Suppose there is no air trapped in the syringe. When you put small amount of weight on the pan, the piston stays in its position. If you pull the piston down and release, it will be pushed up because the force by the atmosphere is more than the weight you put. But if the weight is equal to the force by the atmosphere, and you pull the piston little bit and release, the piston will stay wherever it is released. By measuring the inner area of cross section of the syringe, you can get the atmospheric pressure by the formula Atmospheric Pressure = Weight/Area.

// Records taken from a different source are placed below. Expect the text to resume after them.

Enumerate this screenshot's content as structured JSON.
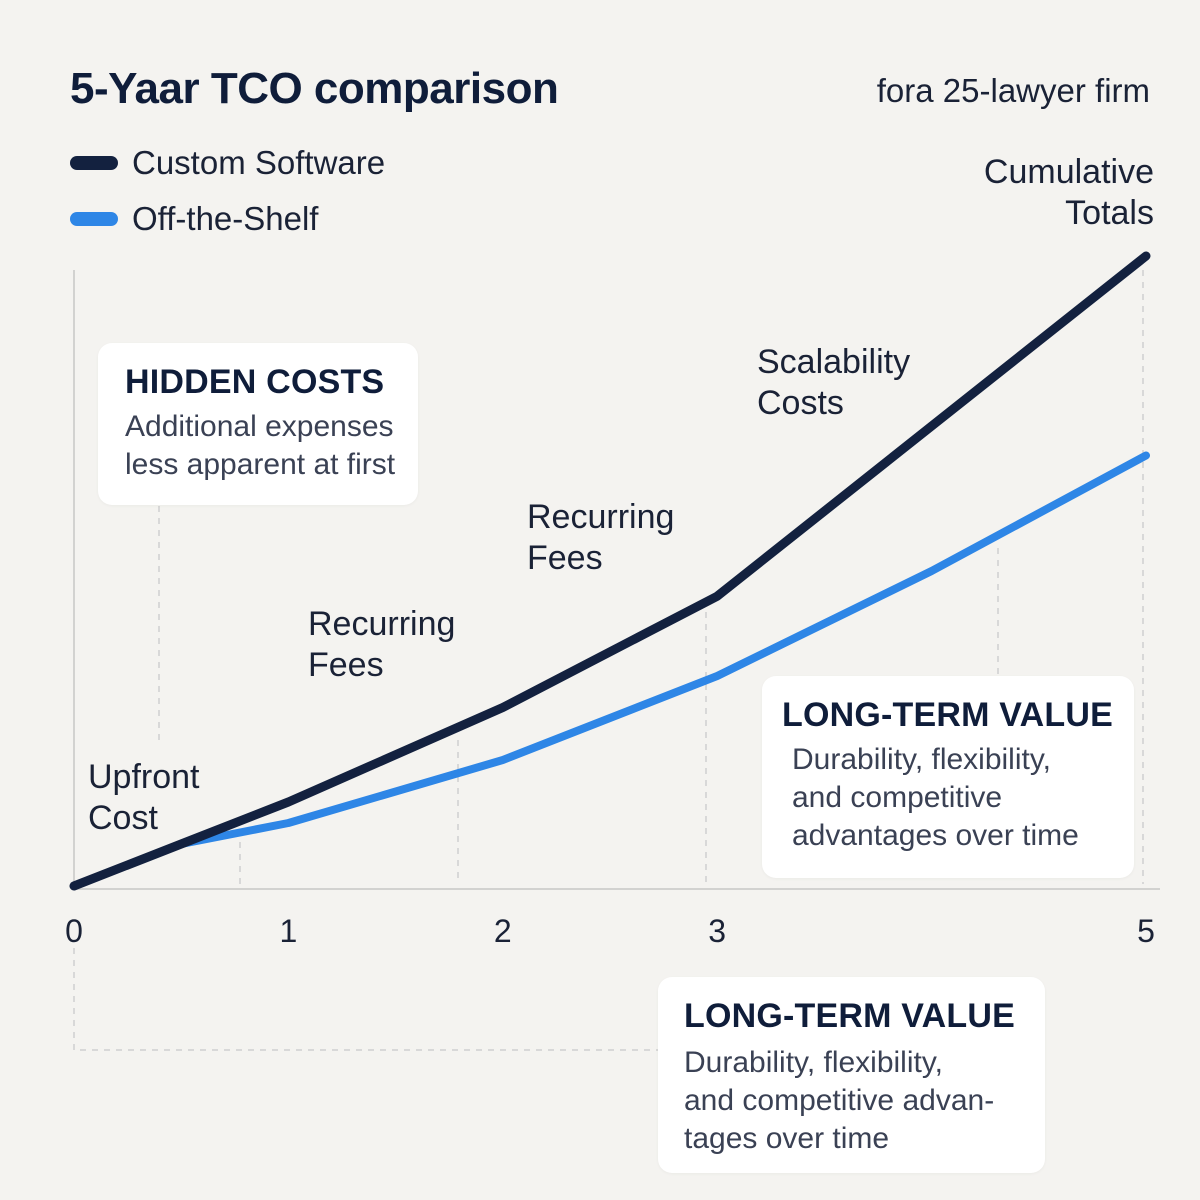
{
  "header": {
    "title": "5-Yaar TCO comparison",
    "subtitle": "fora 25-lawyer firm"
  },
  "legend": [
    {
      "label": "Custom Software",
      "color": "#13213f"
    },
    {
      "label": "Off-the-Shelf",
      "color": "#2e86e6"
    }
  ],
  "annotations": {
    "cumulative": [
      "Cumulative",
      "Totals"
    ],
    "upfront": [
      "Upfront",
      "Cost"
    ],
    "recurring_1": [
      "Recurring",
      "Fees"
    ],
    "recurring_2": [
      "Recurring",
      "Fees"
    ],
    "scalability": [
      "Scalability",
      "Costs"
    ]
  },
  "cards": {
    "hidden_costs": {
      "title": "HIDDEN COSTS",
      "body": [
        "Additional expenses",
        "less apparent at first"
      ]
    },
    "long_term_value_upper": {
      "title": "LONG-TERM VALUE",
      "body": [
        "Durability, flexibility,",
        "and competitive",
        "advantages over time"
      ]
    },
    "long_term_value_lower": {
      "title": "LONG-TERM VALUE",
      "body": [
        "Durability, flexibility,",
        "and competitive advan-",
        "tages over time"
      ]
    }
  },
  "chart_data": {
    "type": "line",
    "title": "5-Yaar TCO comparison",
    "xlabel": "",
    "ylabel": "",
    "x_ticks": [
      "0",
      "1",
      "2",
      "3",
      "5"
    ],
    "xlim": [
      0,
      5
    ],
    "ylim": [
      0,
      3
    ],
    "grid": false,
    "legend_position": "top-left",
    "series": [
      {
        "name": "Custom Software",
        "color": "#13213f",
        "points": [
          [
            0,
            0
          ],
          [
            0.5,
            0.2
          ],
          [
            1,
            0.4
          ],
          [
            2,
            0.85
          ],
          [
            3,
            1.38
          ],
          [
            5,
            3.0
          ]
        ]
      },
      {
        "name": "Off-the-Shelf",
        "color": "#2e86e6",
        "points": [
          [
            0,
            0
          ],
          [
            0.5,
            0.2
          ],
          [
            1,
            0.3
          ],
          [
            2,
            0.6
          ],
          [
            3,
            1.0
          ],
          [
            4,
            1.5
          ],
          [
            5,
            2.05
          ]
        ]
      }
    ]
  }
}
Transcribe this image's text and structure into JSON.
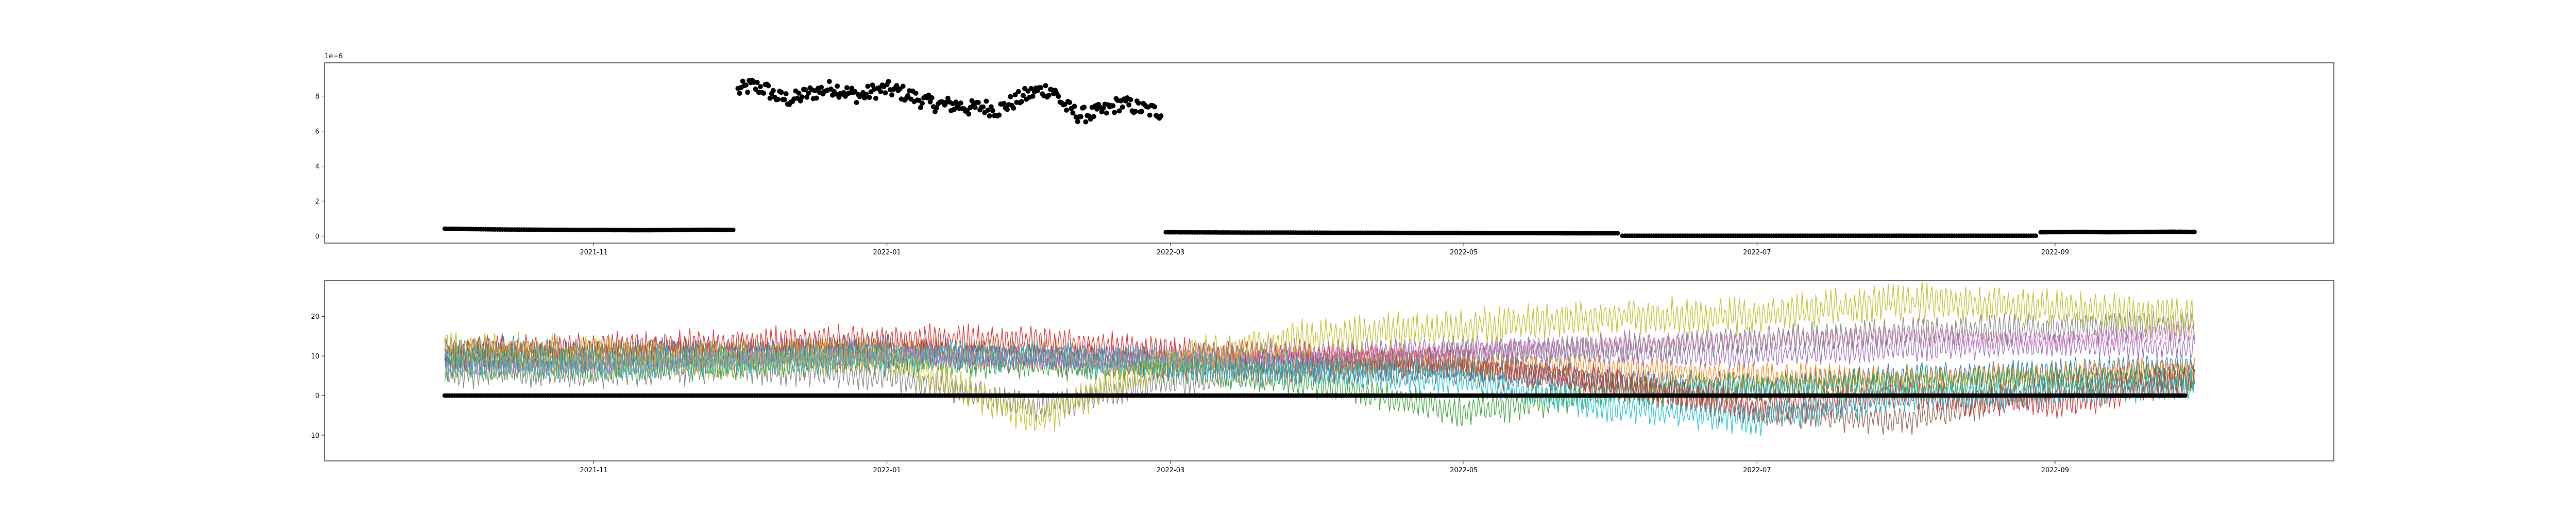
{
  "figure": {
    "background": "#ffffff"
  },
  "chart_data": [
    {
      "type": "scatter",
      "title": "",
      "xlabel": "",
      "ylabel": "",
      "y_offset_label": "1e−6",
      "x_type": "date",
      "xlim": [
        "2021-09-06",
        "2022-10-29"
      ],
      "ylim": [
        -0.4,
        9.9
      ],
      "x_ticks": [
        "2021-11",
        "2022-01",
        "2022-03",
        "2022-05",
        "2022-07",
        "2022-09"
      ],
      "y_ticks": [
        0,
        2,
        4,
        6,
        8
      ],
      "grid": false,
      "marker_color": "#000000",
      "segments": [
        {
          "start": "2021-10-01",
          "end": "2021-11-30",
          "values": [
            0.42,
            0.4,
            0.38,
            0.37,
            0.36,
            0.35,
            0.35,
            0.34,
            0.34,
            0.35,
            0.36,
            0.35
          ]
        },
        {
          "start": "2021-12-01",
          "end": "2022-02-27",
          "values": [
            8.3,
            8.6,
            8.4,
            7.9,
            7.8,
            8.1,
            8.3,
            8.5,
            8.2,
            8.0,
            8.3,
            8.4,
            8.2,
            7.9,
            7.6,
            7.5,
            7.5,
            7.3,
            7.4,
            7.2,
            7.6,
            8.0,
            8.3,
            8.4,
            7.4,
            6.9,
            7.0,
            7.2,
            7.6,
            7.4,
            7.2,
            7.1
          ]
        },
        {
          "start": "2022-02-28",
          "end": "2022-06-02",
          "values": [
            0.22,
            0.21,
            0.2,
            0.2,
            0.19,
            0.19,
            0.18,
            0.18,
            0.17,
            0.17,
            0.16,
            0.16
          ]
        },
        {
          "start": "2022-06-03",
          "end": "2022-08-28",
          "values": [
            0.02,
            0.02,
            0.02,
            0.02,
            0.02,
            0.02,
            0.02,
            0.02,
            0.02,
            0.02
          ]
        },
        {
          "start": "2022-08-29",
          "end": "2022-09-30",
          "values": [
            0.22,
            0.23,
            0.24,
            0.22,
            0.23,
            0.24,
            0.25,
            0.24
          ]
        }
      ]
    },
    {
      "type": "line",
      "title": "",
      "xlabel": "",
      "ylabel": "",
      "x_type": "date",
      "xlim": [
        "2021-09-06",
        "2022-10-29"
      ],
      "ylim": [
        -16.5,
        29
      ],
      "x_ticks": [
        "2021-11",
        "2022-01",
        "2022-03",
        "2022-05",
        "2022-07",
        "2022-09"
      ],
      "y_ticks": [
        -10,
        0,
        10,
        20
      ],
      "grid": false,
      "x": [
        "2021-10-01",
        "2021-11-01",
        "2021-12-01",
        "2022-01-01",
        "2022-02-01",
        "2022-03-01",
        "2022-04-01",
        "2022-05-01",
        "2022-06-01",
        "2022-07-01",
        "2022-08-01",
        "2022-09-01",
        "2022-09-30"
      ],
      "zero_markers": {
        "start": "2021-10-01",
        "end": "2022-09-28",
        "value": 0,
        "color": "#000000"
      },
      "series": [
        {
          "color": "#1f77b4",
          "amplitude": 2.5,
          "values": [
            12,
            11,
            11,
            12,
            10,
            9,
            8,
            7,
            4,
            2,
            5,
            6,
            8
          ]
        },
        {
          "color": "#ff7f0e",
          "amplitude": 2.5,
          "values": [
            10,
            10,
            11,
            12,
            11,
            9,
            9,
            8,
            7,
            5,
            4,
            5,
            7
          ]
        },
        {
          "color": "#2ca02c",
          "amplitude": 3.0,
          "values": [
            8,
            7,
            8,
            9,
            8,
            7,
            3,
            -4,
            1,
            2,
            3,
            4,
            4
          ]
        },
        {
          "color": "#d62728",
          "amplitude": 3.0,
          "values": [
            11,
            12,
            13,
            14,
            14,
            11,
            10,
            8,
            3,
            -3,
            0,
            -2,
            4
          ]
        },
        {
          "color": "#9467bd",
          "amplitude": 2.5,
          "values": [
            9,
            9,
            10,
            11,
            10,
            10,
            11,
            12,
            11,
            10,
            12,
            13,
            12
          ]
        },
        {
          "color": "#8c564b",
          "amplitude": 3.0,
          "values": [
            10,
            10,
            11,
            10,
            9,
            8,
            7,
            6,
            3,
            -4,
            -6,
            2,
            5
          ]
        },
        {
          "color": "#e377c2",
          "amplitude": 2.0,
          "values": [
            7,
            8,
            9,
            10,
            9,
            9,
            10,
            11,
            13,
            14,
            15,
            14,
            16
          ]
        },
        {
          "color": "#7f7f7f",
          "amplitude": 3.0,
          "values": [
            6,
            6,
            7,
            5,
            -3,
            4,
            7,
            10,
            12,
            14,
            16,
            17,
            18
          ]
        },
        {
          "color": "#bcbd22",
          "amplitude": 3.5,
          "values": [
            12,
            10,
            9,
            10,
            -6,
            9,
            15,
            17,
            20,
            20,
            24,
            22,
            20
          ]
        },
        {
          "color": "#17becf",
          "amplitude": 3.0,
          "values": [
            9,
            8,
            9,
            10,
            10,
            8,
            6,
            4,
            -3,
            -6,
            0,
            1,
            3
          ]
        }
      ]
    }
  ]
}
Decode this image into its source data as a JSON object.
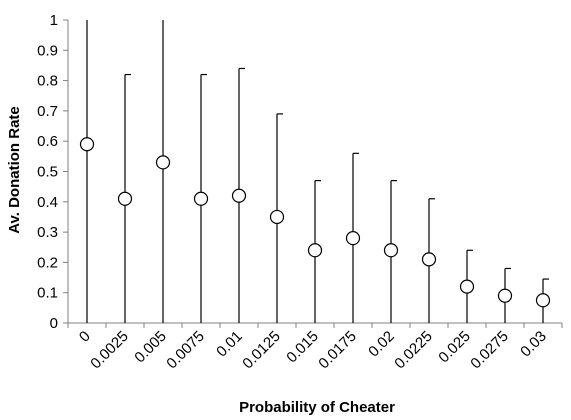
{
  "chart_data": {
    "type": "scatter",
    "title": "",
    "xlabel": "Probability of Cheater",
    "ylabel": "Av. Donation Rate",
    "ylim": [
      0,
      1
    ],
    "yticks": [
      "0",
      "0.1",
      "0.2",
      "0.3",
      "0.4",
      "0.5",
      "0.6",
      "0.7",
      "0.8",
      "0.9",
      "1"
    ],
    "categories": [
      "0",
      "0.0025",
      "0.005",
      "0.0075",
      "0.01",
      "0.0125",
      "0.015",
      "0.0175",
      "0.02",
      "0.0225",
      "0.025",
      "0.0275",
      "0.03"
    ],
    "series": [
      {
        "values": [
          0.59,
          0.41,
          0.53,
          0.41,
          0.42,
          0.35,
          0.24,
          0.28,
          0.24,
          0.21,
          0.12,
          0.09,
          0.075
        ],
        "error_upper": [
          1.0,
          0.82,
          1.0,
          0.82,
          0.84,
          0.69,
          0.47,
          0.56,
          0.47,
          0.41,
          0.24,
          0.18,
          0.145
        ],
        "error_lower": [
          0,
          0,
          0,
          0,
          0,
          0,
          0,
          0,
          0,
          0,
          0,
          0,
          0
        ]
      }
    ],
    "grid": false,
    "legend": "none"
  }
}
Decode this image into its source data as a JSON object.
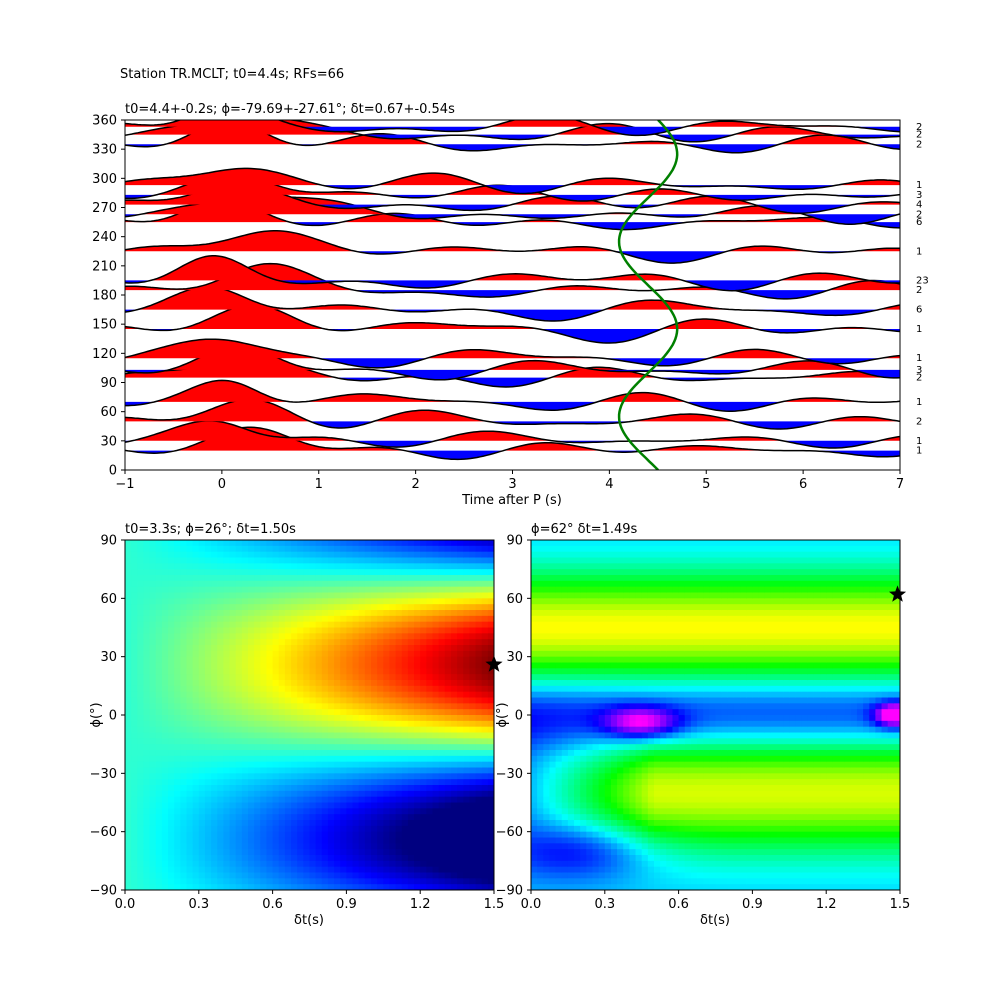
{
  "figure": {
    "suptitle": "Station TR.MCLT; t0=4.4s; RFs=66"
  },
  "chart_data": [
    {
      "type": "wiggle",
      "title": "t0=4.4+-0.2s; ϕ=-79.69+-27.61°; δt=0.67+-0.54s",
      "xlabel": "Time after P (s)",
      "ylabel": "",
      "xlim": [
        -1,
        7
      ],
      "ylim": [
        0,
        360
      ],
      "xticks": [
        "−1",
        "0",
        "1",
        "2",
        "3",
        "4",
        "5",
        "6",
        "7"
      ],
      "yticks": [
        "0",
        "30",
        "60",
        "90",
        "120",
        "150",
        "180",
        "210",
        "240",
        "270",
        "300",
        "330",
        "360"
      ],
      "positive_fill": "#ff0000",
      "negative_fill": "#0000ff",
      "model_curve_color": "#008000",
      "model_curve": {
        "center_time": 4.4,
        "amplitude": 0.3,
        "phase_deg": -80
      },
      "traces": [
        {
          "baz": 20,
          "count": "1"
        },
        {
          "baz": 30,
          "count": "1"
        },
        {
          "baz": 50,
          "count": "2"
        },
        {
          "baz": 70,
          "count": "1"
        },
        {
          "baz": 95,
          "count": "2"
        },
        {
          "baz": 103,
          "count": "3"
        },
        {
          "baz": 115,
          "count": "1"
        },
        {
          "baz": 145,
          "count": "1"
        },
        {
          "baz": 165,
          "count": "6"
        },
        {
          "baz": 185,
          "count": "2"
        },
        {
          "baz": 195,
          "count": "23"
        },
        {
          "baz": 225,
          "count": "1"
        },
        {
          "baz": 255,
          "count": "6"
        },
        {
          "baz": 263,
          "count": "2"
        },
        {
          "baz": 273,
          "count": "4"
        },
        {
          "baz": 283,
          "count": "3"
        },
        {
          "baz": 293,
          "count": "1"
        },
        {
          "baz": 335,
          "count": "2"
        },
        {
          "baz": 345,
          "count": "2"
        },
        {
          "baz": 353,
          "count": "2"
        }
      ]
    },
    {
      "type": "heatmap",
      "title": "t0=3.3s; ϕ=26°; δt=1.50s",
      "xlabel": "δt(s)",
      "ylabel": "ϕ(°)",
      "xlim": [
        0,
        1.5
      ],
      "ylim": [
        -90,
        90
      ],
      "xticks": [
        "0.0",
        "0.3",
        "0.6",
        "0.9",
        "1.2",
        "1.5"
      ],
      "yticks": [
        "−90",
        "−60",
        "−30",
        "0",
        "30",
        "60",
        "90"
      ],
      "colormap": "jet",
      "best": {
        "dt": 1.5,
        "phi": 26
      }
    },
    {
      "type": "heatmap",
      "title": "ϕ=62° δt=1.49s",
      "xlabel": "δt(s)",
      "ylabel": "ϕ(°)",
      "xlim": [
        0,
        1.5
      ],
      "ylim": [
        -90,
        90
      ],
      "xticks": [
        "0.0",
        "0.3",
        "0.6",
        "0.9",
        "1.2",
        "1.5"
      ],
      "yticks": [
        "−90",
        "−60",
        "−30",
        "0",
        "30",
        "60",
        "90"
      ],
      "colormap": "hsv",
      "best": {
        "dt": 1.49,
        "phi": 62
      }
    }
  ]
}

You need a syringe with one end closed and very little air trapped in it, an identical extra syringe, support system for keeping the syringe fixed in vertical position, a pan suspended from the lower end of the syringe barrel, known weights.
Find the inner cross sectional area of the syringe. The weight required is definitely more than 1/2 kg-wt. So put 1/2 kg weight on the pan. Because of little air trapped, the piston might come down little bit. From here pull the barrel little bit and release. If it goes up, you need to put more weight. Use smaller weights to find the position where the piston stays wherever it is left. Try to get this situation correctly.
You might find that even if you make small variation in weight the piston behaves similarly and stays wherever it is left. This is due to friction. Find the range of weights for which this situation occurs. Use the mean weight and calculate the atmospheric pressure.
Questions: Due to the trapped air in the syringe do you expect the measured atmospheric pressure to be more or less than the actual value? Can you estimate this error in percentage.